И соседки по торговле одобрили ее рекомендацию ехидными смешками. Им тоже было скучно. Им тоже надоели спесивые горожане, которые вертят носами, желая все на халяву.
— Совсем обнаглели! — повторила им всем Полина Борисовна. — Куркули!
— Сами вы тут обнаглели! — вступила в перепалку торговка зеленым луком. — Ментам плати, бандюкам плати, инспекторам плати, а самим на что жить? Сами вы тут все сволочи! Ограбили область, жиреете на нас, а теперь еще и ноют!

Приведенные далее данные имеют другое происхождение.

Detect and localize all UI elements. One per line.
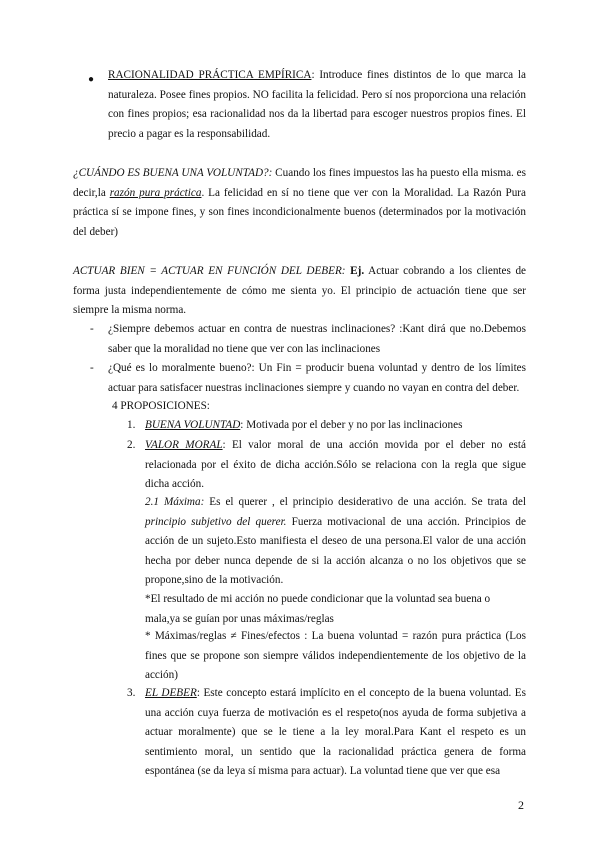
prop-1-title: BUENA VOLUNTAD [145,419,241,431]
note-resultado: *El resultado de mi acción no puede condicionar que la voluntad sea buena o mala,ya se guían por unas máximas/reglas [145,593,491,625]
prop-2-text: : El valor moral de una acción movida por el deber no está relacionada por el éxito de dicha acción.Sólo se relaciona con la regla que sigue dicha acción. [145,439,526,490]
actuar-paragraph [73,262,526,321]
prop-3-text: : Este concepto estará implícito en el concepto de la buena voluntad. Es una acción cuya fuerza de motivación es el respeto(nos ayuda de forma subjetiva a actuar moralmente) que se le tiene a la ley moral.Para Kant el respeto es un sentimiento moral, un sentido que la racionalidad práctica genera de forma espontánea (se da leya sí misma para actuar). La voluntad tiene que ver que esa [145,687,526,777]
cuando-text-after: . La felicidad en sí no tiene que ver con la Moralidad. La Razón Pura práctica sí se impone fines, y son fines incondicionalmente buenos (determinados por la motivación del deber) [73,186,526,238]
maxima-text-2: Fuerza motivacional de una acción. Principios de acción de un sujeto.Esto manifiesta el deseo de una persona.El valor de una acción hecha por deber nunca depende de si la acción alcanza o no los objetivos que se propone,sino de la motivación. [145,515,526,586]
prop-2-valor-moral [145,436,526,495]
page-number: 2 [518,798,524,812]
razon-pura-practica-term: razón pura práctica [109,186,202,199]
cuando-paragraph [73,164,526,242]
bullet-icon: ● [88,74,95,85]
cuando-text-before: Cuando los fines impuestos las ha puesto ella misma. es decir,la [73,167,526,199]
prop-1-buena-voluntad [145,416,526,436]
racionalidad-heading: RACIONALIDAD PRÁCTICA EMPÍRICA [108,69,312,81]
dash-marker: - [90,323,94,335]
racionalidad-paragraph [108,66,526,144]
prop-2-title: VALOR MORAL [145,439,223,451]
prop-1-text: : Motivada por el deber y no por las inclinaciones [240,419,463,431]
prop-3-title: EL DEBER [145,687,197,699]
actuar-example-label: Ej. [345,265,365,277]
prop-3-el-deber [145,684,526,782]
prop-number: 1. [127,419,136,431]
actuar-text: Actuar cobrando a los clientes de forma justa independientemente de cómo me sienta yo. El principio de actuación tiene que ser siempre la misma norma. [73,265,527,316]
dash-item: ¿Siempre debemos actuar en contra de nuestras inclinaciones? :Kant dirá que no.Debemos saber que la moralidad no tiene que ver con las inclinaciones [108,323,526,355]
maxima-italic: principio subjetivo del querer. [145,515,287,528]
dash-marker: - [90,362,94,374]
maxima-text-1: Es el querer , el principio desiderativo de una acción. Se trata del [204,496,527,508]
cuando-question: ¿CUÁNDO ES BUENA UNA VOLUNTAD?: [73,167,273,179]
maxima-label: 2.1 Máxima: [145,496,205,508]
racionalidad-text: : Introduce fines distintos de lo que marca la naturaleza. Posee fines propios. NO facilita la felicidad. Pero sí nos proporciona una relación con fines propios; esa racionalidad nos da la libertad para escoger nuestros propios fines. El precio a pagar es la responsabilidad. [108,69,526,140]
note-maximas: * Máximas/reglas ≠ Fines/efectos : La buena voluntad = razón pura práctica (Los fines que se propone son siempre válidos independientemente de los objetivo de la acción) [145,630,526,681]
dash-item: ¿Qué es lo moralmente bueno?: Un Fin = producir buena voluntad y dentro de los límites actuar para satisfacer nuestras inclinaciones siempre y cuando no vayan en contra del deber. [108,362,526,394]
maxima-paragraph [145,493,526,591]
proposiciones-title: 4 PROPOSICIONES: [112,400,210,412]
prop-number: 3. [127,687,136,699]
actuar-heading: ACTUAR BIEN = ACTUAR EN FUNCIÓN DEL DEBER: [73,265,346,277]
prop-number: 2. [127,439,136,451]
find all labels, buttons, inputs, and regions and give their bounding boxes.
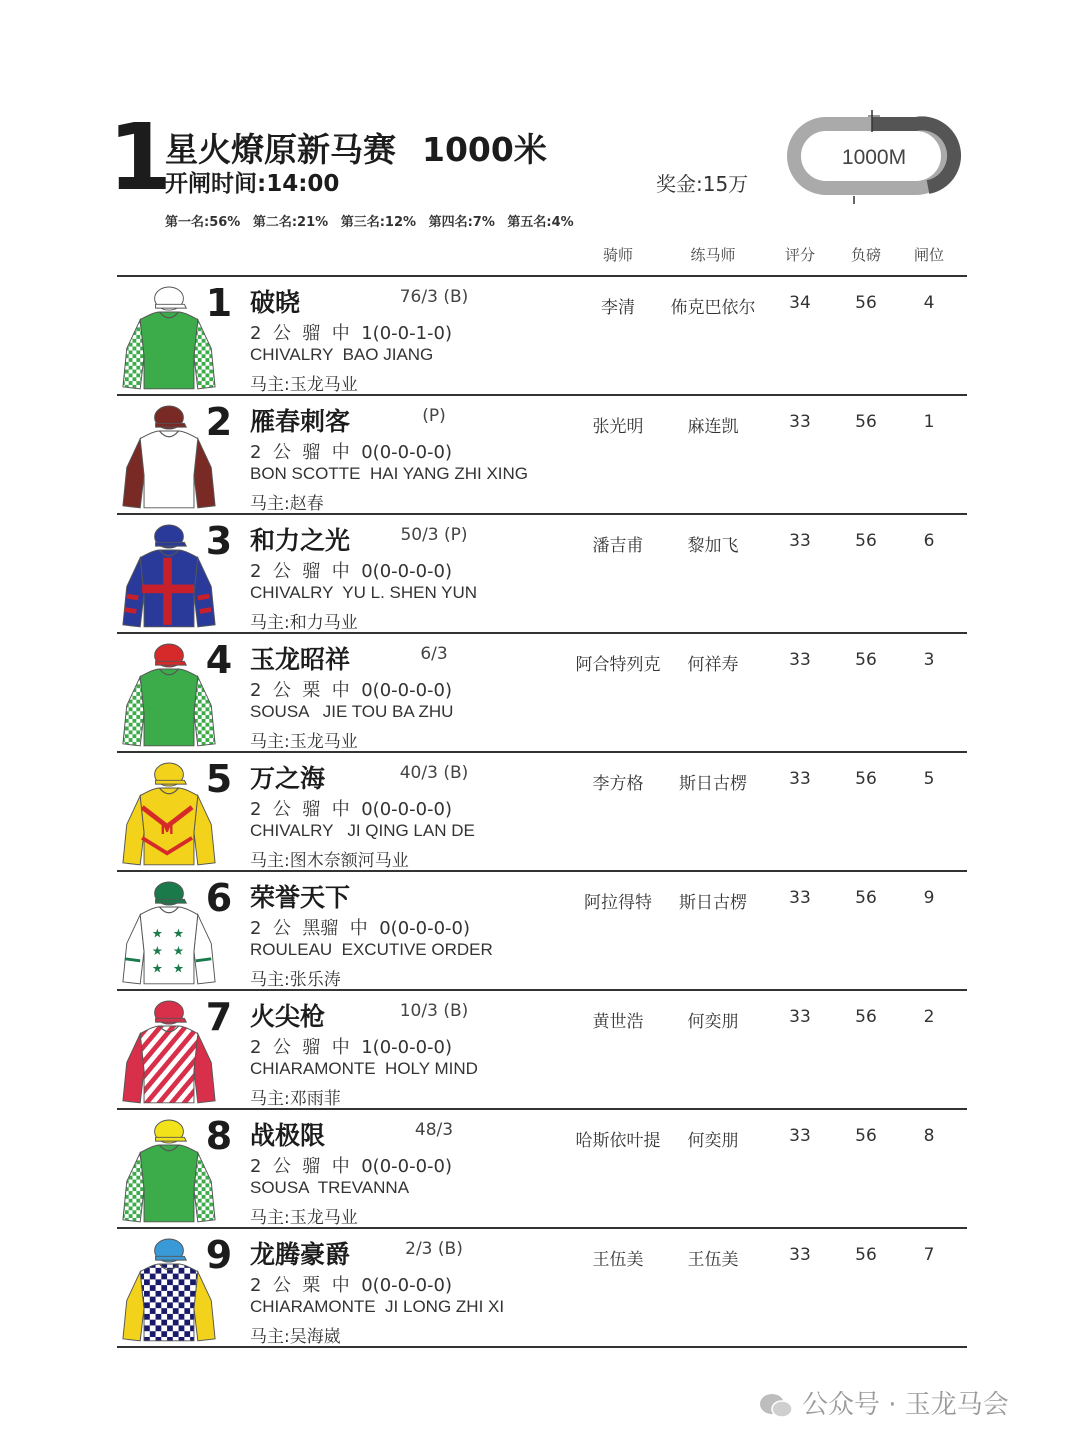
col-trainer: 练马师 (690, 246, 736, 264)
runner-row (117, 634, 967, 753)
trainer-name: 何奕朋 (687, 1131, 739, 1151)
runner-row (117, 1110, 967, 1229)
horse-number: 5 (205, 757, 233, 801)
horse-odds: 76/3 (B) (399, 287, 469, 307)
rating-value: 34 (789, 293, 811, 313)
rating-value: 33 (789, 531, 811, 551)
trainer-name: 黎加飞 (687, 536, 739, 556)
race-name: 星火燎原新马赛 (165, 130, 396, 169)
payout-item: 第二名:21% (252, 215, 329, 230)
horse-breeding: ROULEAU EXCUTIVE ORDER (250, 940, 493, 959)
svg-text:★: ★ (151, 925, 163, 941)
horse-info: 2 公 骝 中 0(0-0-0-0) (250, 442, 453, 463)
horse-odds: 40/3 (B) (399, 763, 469, 783)
horse-owner: 马主:玉龙马业 (250, 1208, 358, 1228)
weight-value: 56 (855, 1126, 877, 1146)
jockey-name: 李方格 (592, 774, 644, 794)
horse-owner: 马主:邓雨菲 (250, 1089, 341, 1109)
trainer-name: 麻连凯 (687, 417, 739, 437)
trainer-name: 何祥寿 (687, 655, 739, 675)
horse-breeding: CHIARAMONTE JI LONG ZHI XI (250, 1297, 505, 1316)
horse-number: 6 (205, 876, 233, 920)
weight-value: 56 (855, 1007, 877, 1027)
weight-value: 56 (855, 769, 877, 789)
horse-odds: 50/3 (P) (400, 525, 468, 545)
horse-odds: (P) (422, 406, 446, 426)
weight-value: 56 (855, 293, 877, 313)
jockey-name: 阿合特列克 (575, 655, 661, 675)
horse-name: 战极限 (250, 1121, 326, 1150)
horse-name: 龙腾豪爵 (250, 1240, 351, 1269)
horse-number: 4 (205, 638, 233, 682)
horse-owner: 马主:和力马业 (250, 613, 358, 633)
runner-row (117, 1229, 967, 1348)
horse-odds: 48/3 (414, 1120, 454, 1140)
horse-name: 火尖枪 (250, 1002, 326, 1031)
horse-number: 7 (205, 995, 233, 1039)
horse-name: 荣誉天下 (250, 883, 351, 912)
draw-value: 1 (923, 412, 935, 432)
rating-value: 33 (789, 1245, 811, 1265)
draw-value: 9 (923, 888, 935, 908)
start-time: 开闸时间:14:00 (165, 171, 340, 197)
horse-info: 2 公 栗 中 0(0-0-0-0) (250, 680, 453, 701)
col-jockey: 骑师 (602, 246, 633, 264)
payout-item: 第四名:7% (428, 215, 495, 230)
horse-name: 万之海 (250, 764, 326, 793)
jockey-name: 王伍美 (592, 1250, 644, 1270)
col-weight: 负磅 (850, 246, 881, 264)
horse-owner: 马主:玉龙马业 (250, 732, 358, 752)
horse-number: 2 (205, 400, 233, 444)
horse-odds: 10/3 (B) (399, 1001, 469, 1021)
horse-breeding: BON SCOTTE HAI YANG ZHI XING (250, 464, 529, 483)
horse-owner: 马主:张乐涛 (250, 970, 341, 990)
rating-value: 33 (789, 769, 811, 789)
rating-value: 33 (789, 650, 811, 670)
runner-row (117, 515, 967, 634)
svg-text:★: ★ (151, 960, 163, 976)
trainer-name: 斯日古楞 (679, 774, 747, 794)
weight-value: 56 (855, 1245, 877, 1265)
draw-value: 8 (923, 1126, 935, 1146)
draw-value: 4 (923, 293, 935, 313)
horse-odds: 2/3 (B) (405, 1239, 463, 1259)
svg-text:★: ★ (172, 925, 185, 941)
horse-breeding: CHIVALRY YU L. SHEN YUN (250, 583, 478, 602)
horse-breeding: CHIVALRY BAO JIANG (250, 345, 434, 364)
svg-text:★: ★ (172, 943, 185, 958)
horse-owner: 马主:图木奈额河马业 (250, 851, 409, 871)
jockey-name: 张光明 (592, 417, 644, 437)
col-rating: 评分 (784, 246, 815, 264)
race-title (165, 124, 547, 171)
runner-row (117, 396, 967, 515)
weight-value: 56 (855, 650, 877, 670)
draw-value: 5 (923, 769, 935, 789)
payout-item: 第五名:4% (507, 215, 574, 230)
payout-item: 第三名:12% (340, 215, 417, 230)
race-distance: 1000米 (422, 130, 547, 169)
svg-text:★: ★ (151, 943, 163, 958)
jockey-name: 阿拉得特 (584, 893, 652, 913)
jockey-name: 潘吉甫 (592, 536, 644, 556)
horse-info: 2 公 黑骝 中 0(0-0-0-0) (250, 918, 471, 939)
trainer-name: 王伍美 (687, 1250, 739, 1270)
horse-name: 雁春刺客 (250, 407, 351, 436)
horse-owner: 马主:吴海崴 (250, 1327, 341, 1347)
horse-number: 3 (205, 519, 233, 563)
horse-owner: 马主:玉龙马业 (250, 375, 358, 395)
horse-breeding: SOUSA TREVANNA (250, 1178, 410, 1197)
svg-text:★: ★ (172, 960, 185, 976)
wechat-icon (758, 1392, 794, 1420)
horse-info: 2 公 骝 中 1(0-0-0-0) (250, 1037, 453, 1058)
horse-info: 2 公 骝 中 0(0-0-0-0) (250, 1156, 453, 1177)
horse-number: 1 (205, 281, 233, 325)
horse-breeding: CHIARAMONTE HOLY MIND (250, 1059, 478, 1078)
jockey-name: 李清 (601, 298, 635, 318)
horse-number: 8 (205, 1114, 233, 1158)
horse-name: 破晓 (250, 288, 301, 317)
trainer-name: 佈克巴依尔 (670, 298, 756, 318)
prize-money: 奖金:15万 (656, 172, 749, 196)
track-distance-label: 1000M (841, 146, 907, 169)
rating-value: 33 (789, 888, 811, 908)
weight-value: 56 (855, 531, 877, 551)
draw-value: 6 (923, 531, 935, 551)
trainer-name: 斯日古楞 (679, 893, 747, 913)
runner-row (117, 753, 967, 872)
payout-breakdown (165, 211, 582, 230)
draw-value: 3 (923, 650, 935, 670)
horse-breeding: CHIVALRY JI QING LAN DE (250, 821, 475, 840)
jockey-name: 黄世浩 (592, 1012, 644, 1032)
horse-number: 9 (205, 1233, 233, 1277)
runner-row (117, 991, 967, 1110)
horse-name: 和力之光 (250, 526, 351, 555)
horse-name: 玉龙昭祥 (250, 645, 351, 674)
weight-value: 56 (855, 412, 877, 432)
draw-value: 7 (923, 1245, 935, 1265)
rating-value: 33 (789, 412, 811, 432)
runner-row (117, 872, 967, 991)
horse-breeding: SOUSA JIE TOU BA ZHU (250, 702, 454, 721)
jockey-name: 哈斯依叶提 (575, 1131, 661, 1151)
rating-value: 33 (789, 1126, 811, 1146)
watermark-text: 公众号 · 玉龙马会 (802, 1390, 1009, 1420)
payout-item: 第一名:56% (165, 215, 241, 230)
svg-text:M: M (160, 823, 174, 839)
horse-info: 2 公 骝 中 0(0-0-0-0) (250, 799, 453, 820)
rating-value: 33 (789, 1007, 811, 1027)
horse-odds: 6/3 (420, 644, 448, 664)
horse-owner: 马主:赵春 (250, 494, 324, 514)
col-draw: 闸位 (913, 246, 944, 264)
horse-info: 2 公 骝 中 0(0-0-0-0) (250, 561, 453, 582)
runner-row (117, 277, 967, 396)
watermark (758, 1384, 1009, 1421)
draw-value: 2 (923, 1007, 935, 1027)
trainer-name: 何奕朋 (687, 1012, 739, 1032)
horse-info: 2 公 栗 中 0(0-0-0-0) (250, 1275, 453, 1296)
race-number: 1 (108, 104, 173, 211)
horse-info: 2 公 骝 中 1(0-0-1-0) (250, 323, 453, 344)
weight-value: 56 (855, 888, 877, 908)
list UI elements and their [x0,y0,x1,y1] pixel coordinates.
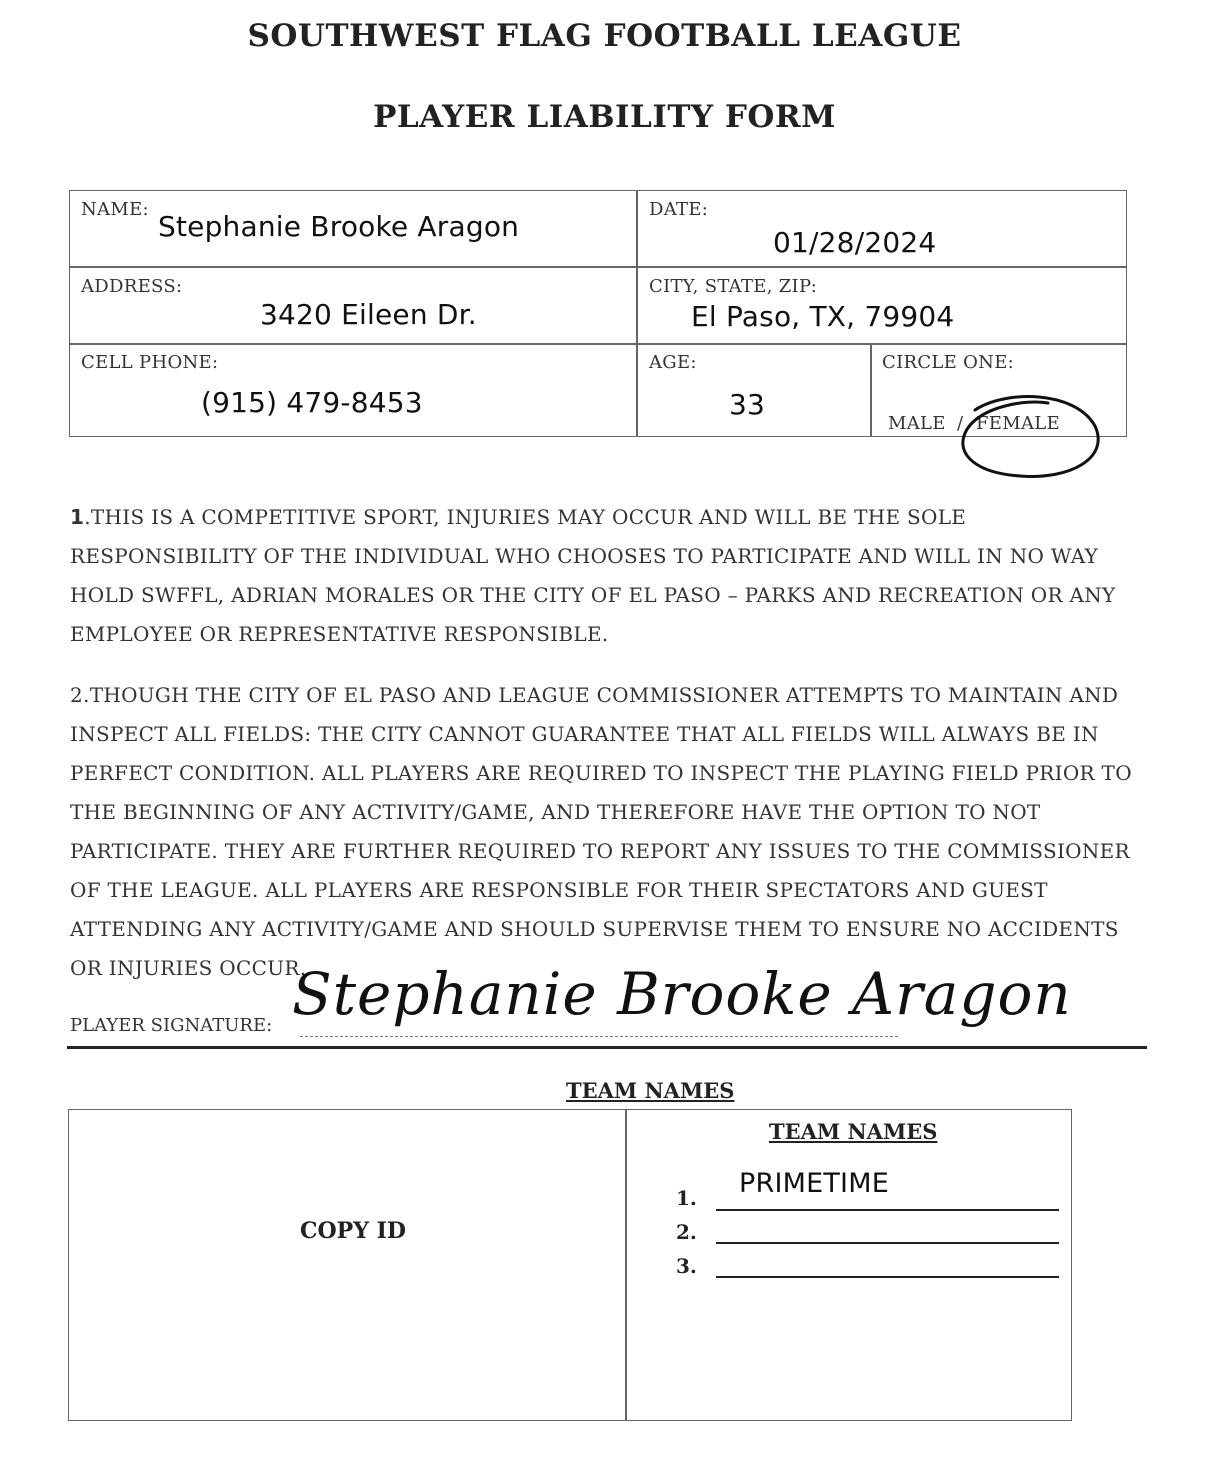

Борисовна подбоченилась и набрала воздуху, желая достойно ответить, но тут ей резко поплохело. Долгая тряская дорога, усугубленная навязчиво выпивавшими по соседству хохлами и громогласными нахальными детьми. Ударная ночная работа по приведению квартиры в порядок. Жара. Цены на лекарства. Цены на продукты. Наглость торговок. Да еще и перспектива жить, жестко экономя каждую копейку, от чего она успела отвыкнуть в доме политически малограмотного и прижимистого, но все-таки сносно обеспеченного зятя.
Но самое главное — неожиданность.
Недоброжелатели мэра столицы Лужкова старательно вдалбливали ей в головенку, что Москва — самый дорогой город страны. И чуть ли не мира. Там, мол, изнемогают от высоких цен. Попутно и всей остальной стране внушали, что чистота и относительное благополучие Москвы не за счет умелой и кропотливой работы мэрии, а исключительно за счет взвинченных цен и денег. Короче, мол, не в том дело, что Лужков — настоящий Хозяин с большой буквы, радеющий изо всех сил о своих избирательницах, а всего лишь в стечении обстоятельств.